A recent poll indicates nearly 80 per cent of Atlantic Canadians support the bubble although there has been constant worry and speculation since its creation that it might burst.
Halifax business owner Don Mills said keeping the bubble comes at an increasing cost, especially to local companies already suffering.
"Our economy is being, you know, really hard hit," Mills said. "And the hard news about the economy is yet to come, because with the federal support of businesses and individuals, when that stops, we're going to see severe consequences. We're going to see lots of bankruptcies."
Mills said the bubble can't be kept in place indefinitely, with the economy suffering:
Even so, the mood among people in Halifax is generally upbeat.
"I feel like it's good," said Moe Ajha. "I think it's the best option for us, to stay closed down for now."
"I feel very safe in the Atlantic bubble," said Kerry Sullivan. "It makes me feel very fortunate that we live where we do."
"I'm not terribly interested in opening up to the rest of the country," said Karen Havert.
The fact is, it is safer in these provinces. As of Sept. 15, Ontario has recorded more than 45,068 cases, with the Atlantic provinces only recording 1,608. Even with the populations accounted for, the numbers are telling.
Other provincial comparisons illustrate the same picture. British Columbia has about double the population of the Atlantic provinces but more than four times the number of confirmed cases. Quebec has recorded nearly 40 times the cases over the course of the pandemic, with only 3.6 times the population of the East Coast.
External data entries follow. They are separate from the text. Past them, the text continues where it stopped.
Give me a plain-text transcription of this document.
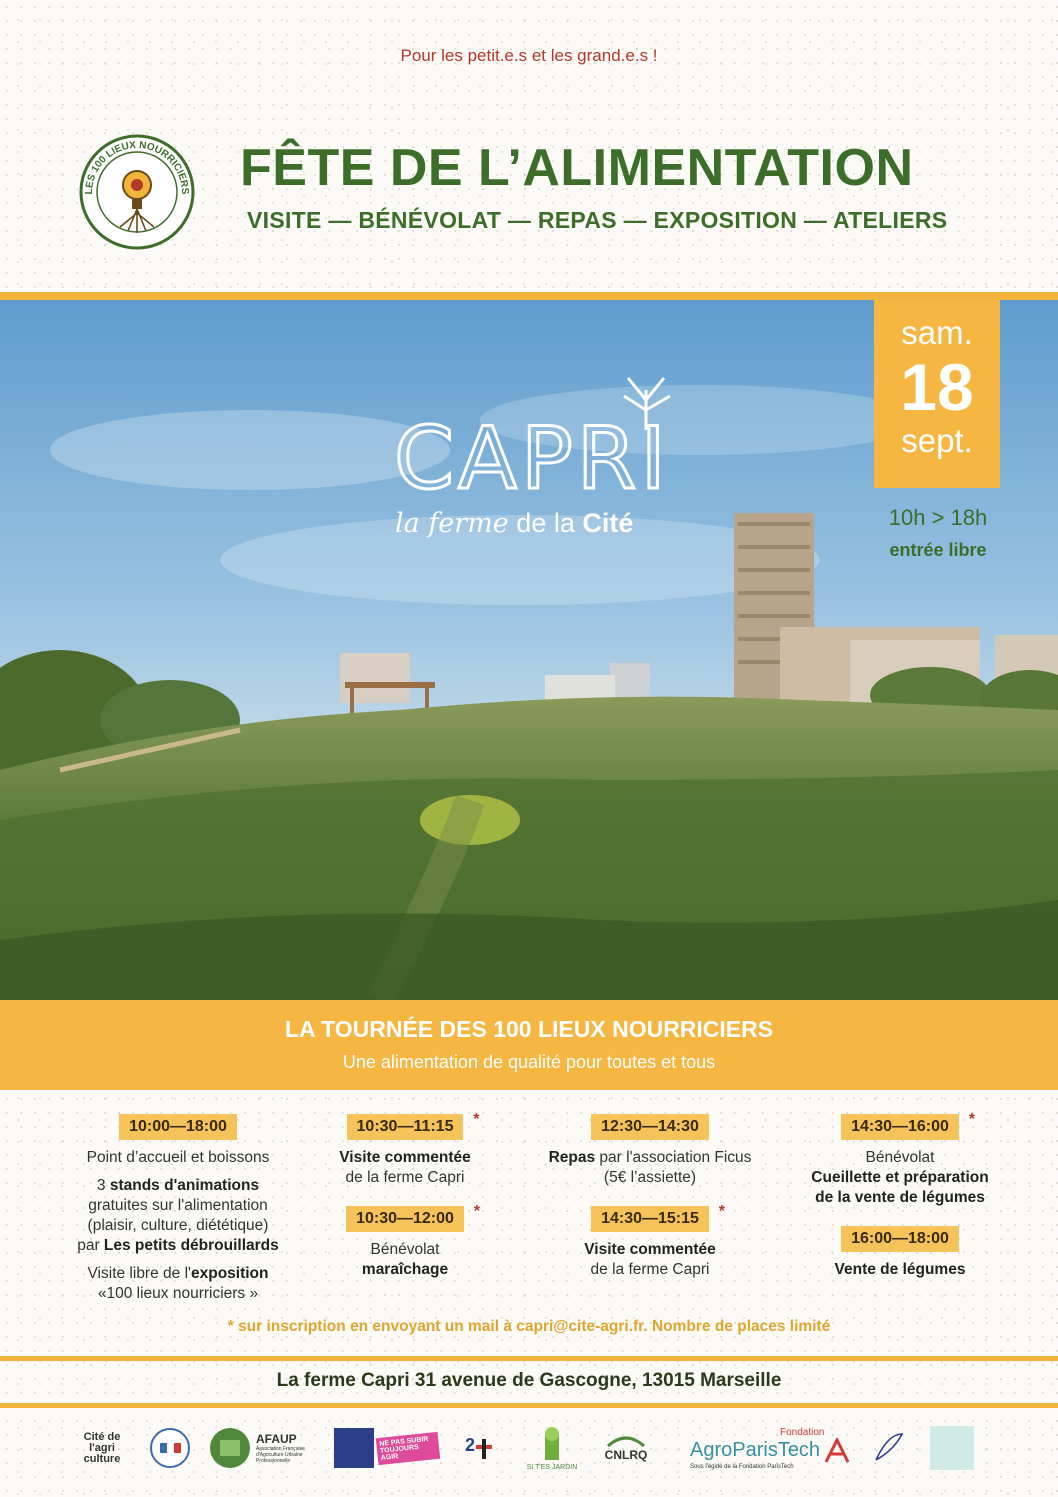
Pour les petit.e.s et les grand.e.s !
LES 100 LIEUX NOURRICIERS FÊTE DE L’ALIMENTATION
VISITE — BÉNÉVOLAT — REPAS — EXPOSITION — ATELIERS
CAPRI
la ferme de la Cité
sam.
18
sept.
10h > 18h
entrée libre
LA TOURNÉE DES 100 LIEUX NOURRICIERS
Une alimentation de qualité pour toutes et tous
10:00—18:00
Point d’accueil et boissons
3 stands d'animations
gratuites sur l'alimentation
(plaisir, culture, diététique)
par Les petits débrouillards
Visite libre de l'exposition
«100 lieux nourriciers »
10:30—11:15 *
Visite commentée
de la ferme Capri
10:30—12:00 *
Bénévolat
maraîchage
12:30—14:30
Repas par l'association Ficus
(5€ l’assiette)
14:30—15:15 *
Visite commentée
de la ferme Capri
14:30—16:00 *
Bénévolat
Cueillette et préparation
de la vente de légumes
16:00—18:00
Vente de légumes
* sur inscription en envoyant un mail à capri@cite-agri.fr. Nombre de places limité
La ferme Capri 31 avenue de Gascogne, 13015 Marseille
Cité de l'agri culture
AFAUP
Association Française d'Agriculture Urbaine Professionnelle
NE PAS SUBIR TOUJOURS AGIR
2
SI T'ES JARDIN
CNLRQ
Fondation
AgroParisTech
Sous l'égide de la Fondation ParisTech
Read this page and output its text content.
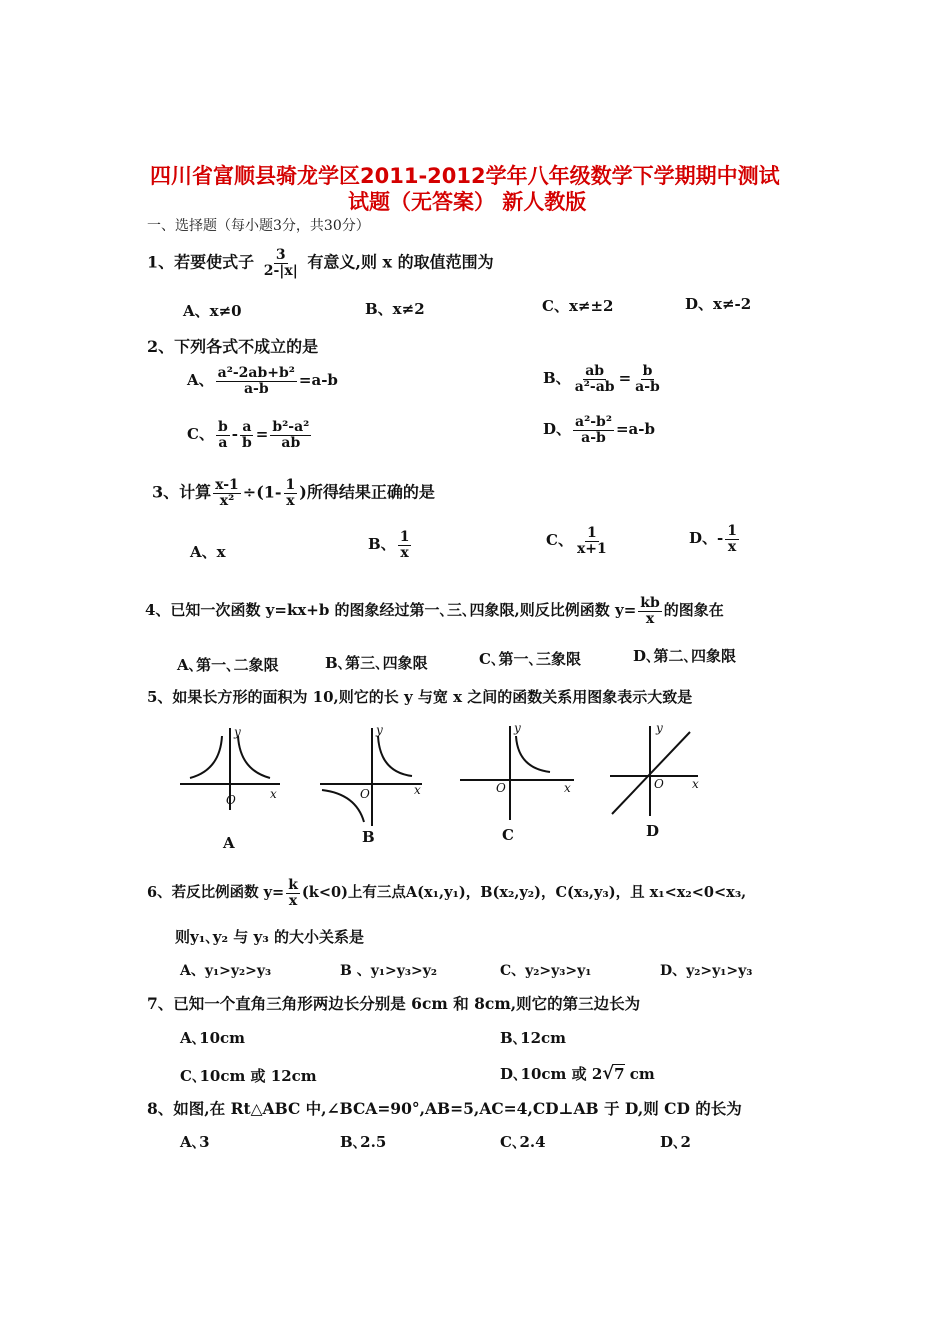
四川省富顺县骑龙学区2011-2012学年八年级数学下学期期中测试
试题（无答案） 新人教版
一、选择题（每小题3分，共30分）
1、若要使式子 $\frac{3}{2-|x|}$ 有意义,则 x 的取值范围为
A、x≠0	B、x≠2	C、x≠±2	D、x≠-2
2、下列各式不成立的是
A、 $\frac{\text{a²-2ab+b²}}{a-b} =a-b$	B、 $\frac{ab}{\text{a²-ab}} = \frac{b}{a-b}$
C、 $\frac{b}{a} - \frac{a}{b} = \frac{\text{b²-a²}}{ab}$	D、 $\frac{\text{a²-b²}}{a-b} =a-b$
3、计算 $\frac{x-1}{\text{x²}} \div(1- \frac{1}{x}$ )所得结果正确的是
A、x	B、 $\frac{1}{x}$	C、 $\frac{1}{x+1}$	D、- $\frac{1}{x}$
4、已知一次函数 y=kx+b 的图象经过第一､三､四象限,则反比例函数 $y= \frac{kb}{x}$ 的图象在
A､第一､二象限	B､第三､四象限	C､第一､三象限	D､第二､四象限
5、如果长方形的面积为 10,则它的长 y 与宽 x 之间的函数关系用图象表示大致是
O	x
y
O	x
y
O	x
y
O x
y
A	B	C	D
6、若反比例函数 $y= \frac{k}{x} (k<0)$上有三点A(x₁,y₁)，B(x₂,y₂)，C(x₃,y₃)，且 x₁<x₂<0<x₃,
则y₁､y₂ 与 y₃ 的大小关系是
A、y₁>y₂>y₃	B 、y₁>y₃>y₂	C、y₂>y₃>y₁	D、y₂>y₁>y₃
7、已知一个直角三角形两边长分别是 6cm 和 8cm,则它的第三边长为
A､10cm	B､12cm
C､10cm 或 12cm	D､10cm 或 2√7 cm
8、如图,在 Rt△ABC 中,∠BCA=90°,AB=5,AC=4,CD⊥AB 于 D,则 CD 的长为
A､3	B､2.5	C､2.4	D､2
And perhaps driving home the success, Atlantic Canada is currently coping better than even New Zealand, which has been celebrated internationally for its ability to overcome COVID-19. The island nation, with double the population of Atlantic Canada, has 83 active cases. Atlantic Canada has seven, all of which are considered travel-related.
Worth the wait
Whether fuelled by the facts or by feeling, many people have decided the 14-day quarantine is worth doing, because of the freedom waiting at the end of it.
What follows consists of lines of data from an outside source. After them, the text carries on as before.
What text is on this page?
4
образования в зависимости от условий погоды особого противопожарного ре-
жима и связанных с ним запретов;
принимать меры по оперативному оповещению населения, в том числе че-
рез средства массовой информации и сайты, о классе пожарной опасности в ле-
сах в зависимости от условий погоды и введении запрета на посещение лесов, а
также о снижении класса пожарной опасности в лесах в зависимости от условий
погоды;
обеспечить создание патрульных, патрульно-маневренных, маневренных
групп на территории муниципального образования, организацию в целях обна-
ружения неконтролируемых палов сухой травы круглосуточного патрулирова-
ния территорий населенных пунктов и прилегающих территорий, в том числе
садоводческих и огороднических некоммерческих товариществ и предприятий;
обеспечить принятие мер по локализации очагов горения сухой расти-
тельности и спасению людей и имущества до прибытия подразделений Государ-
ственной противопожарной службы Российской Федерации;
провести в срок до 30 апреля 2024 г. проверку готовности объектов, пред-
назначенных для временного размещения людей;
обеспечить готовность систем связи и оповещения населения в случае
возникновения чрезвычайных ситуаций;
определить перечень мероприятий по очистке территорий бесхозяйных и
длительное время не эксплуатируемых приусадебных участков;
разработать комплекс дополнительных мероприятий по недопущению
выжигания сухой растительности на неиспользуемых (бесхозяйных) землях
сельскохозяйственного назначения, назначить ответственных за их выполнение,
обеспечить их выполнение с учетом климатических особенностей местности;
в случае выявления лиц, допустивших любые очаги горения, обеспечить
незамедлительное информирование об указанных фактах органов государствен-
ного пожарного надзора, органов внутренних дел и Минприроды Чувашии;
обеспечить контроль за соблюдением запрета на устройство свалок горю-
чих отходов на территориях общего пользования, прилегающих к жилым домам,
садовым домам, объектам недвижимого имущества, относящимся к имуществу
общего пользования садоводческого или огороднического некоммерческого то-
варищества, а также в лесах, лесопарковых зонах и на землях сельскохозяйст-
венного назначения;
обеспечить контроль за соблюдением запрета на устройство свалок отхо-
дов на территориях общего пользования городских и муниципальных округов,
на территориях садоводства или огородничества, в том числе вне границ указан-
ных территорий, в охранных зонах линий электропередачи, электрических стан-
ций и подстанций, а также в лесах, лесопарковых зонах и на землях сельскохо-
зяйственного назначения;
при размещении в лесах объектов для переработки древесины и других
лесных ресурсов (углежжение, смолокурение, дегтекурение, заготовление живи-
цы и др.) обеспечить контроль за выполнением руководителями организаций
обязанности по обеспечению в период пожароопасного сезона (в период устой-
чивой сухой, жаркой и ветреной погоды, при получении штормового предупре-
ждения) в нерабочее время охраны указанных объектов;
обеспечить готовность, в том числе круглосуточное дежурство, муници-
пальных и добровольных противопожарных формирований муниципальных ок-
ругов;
That includes hundreds of university students from other provinces, putting in time in modest apartments — even residence rooms — in the Atlantic region to prove their will to be in the bubble.
"This is one of the safest areas in North America right now," said Saint Mary's University student Bryn de Chastelain, who had to isolate after a summer in Ontario. For him, it was a clear choice to do the time.
"I'm happy to be able to study and live in a place that is relatively COVID-free."
The law says yes, for now
But back to the idea of whether it's constitutional.
The issue is playing out on the provincial level in Newfoundland and Labrador, where the Canadian Civil Liberties Association has filed a court challenge to the rules restricting who can come into the province. They prohibit anyone living outside of the Atlantic bubble from entering the province without an exemption granted by public health officials.
The CCLA is arguing those restrictions violate the Canadian Charter of Rights and Freedoms, and fall outside of the province's jurisdiction. The case is being heard in the province's Supreme Court, and is being closely watched as the decision will almost certainly set a precedent.
University of Ottawa law professor Errol Mendes has been writing about the Atlantic bubble's constitutionality. He said Section 6(2) of the Constitution can't be interpreted without the application of Section 1.
"[Section 1] gives governments the ability to limit rights if they are reasonable limits, demonstrably justified in a free and democratic society," he said.
"It is my firm conviction that as long as the governments in the bubble can present cogent public health information and cogent scientific basis, and present the possibility of community spread from travellers from other parts of Canada, they can basically still keep the bubble being within the constitutional framework," Mendes said.
So those 80 per cent of Atlantic Canadians who support the pandemic safety measures can breathe a sigh of relief. For now at least, the only thing that might break the bubble will be decisions made from inside it.